Long-range Transcriptional Regulation of Hoxa13 in Developing Limbs and the Urogenital Tract
While we have learned a great deal about the underlying roles of many transcription factors in developmental fate and in human malformations, we know less about how such genes are targeted for expression in selected tissues at specific times and abundance. Proper regulation of such aspects occurs via cis elements, located within those genes or more often at great genomic distances away, as well as by trans-acting factors bound to those elements in multiprotein complexes. However, many questions remain as to how these elements are used mechanistically.
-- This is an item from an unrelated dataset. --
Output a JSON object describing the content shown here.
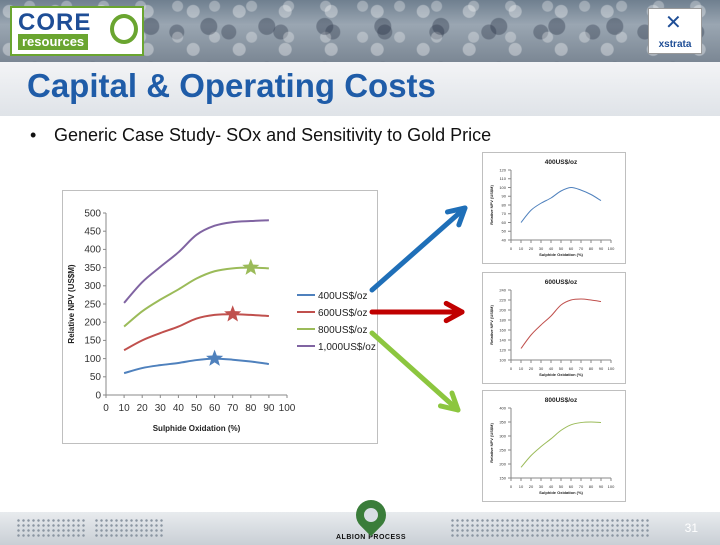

Hoxa13 is a critical Hox transcription factor in the development of distal limbs and the genitourinary tract. We recently published data showing that three genes, Hibadh, Tax1bp1, and Jazf1, upstream of Hoxa13 and the Hoxa cluster, together with Hoxa13 and Evx1 constitute a domain of 5 genes, which we call the HEHTJ domain, that appear to be coordinately expressed during murine limb and genital bud development. We also reported the enhancer capabilities of a highly conserved 2.25 kb sequence (mmA13CNS) 300 kb upstream of the HoxA cluster in transgenic mice. Our long-term goals are to determine the mechanisms that govern transcriptional regulation of the Hoxa13 gene in limbs and genitourinary structures in the larger context of the HEHTJ domain. The proximity of a highly conserved cluster of Hox genes and coordinately regulated upstream genes offers novel opportunities to study enhancer regulatory mechanisms.
Specifically, we are 1) using BAC transgenesis to capture enhancers for HEHTJ gene expression; and 2) working to identify cis-acting sequences necessary for Hoxa13 expression in mouse tissues. We created mice transgenic for a two BACs encompassing mmA13CNS and have shown the existence of at least two enhancers for proper expression in murine limbs and genital bud development. We are also making a Hoxa13 gene/β-globin lacZ reporter linked to candidate enhancers derived from our BAC transgene work. The plan is to introduce these constructs into the Hoxa13 null background to test for rescue of in utero lethality, limb and urogenital malformation in Hoxa13 -/- embryos.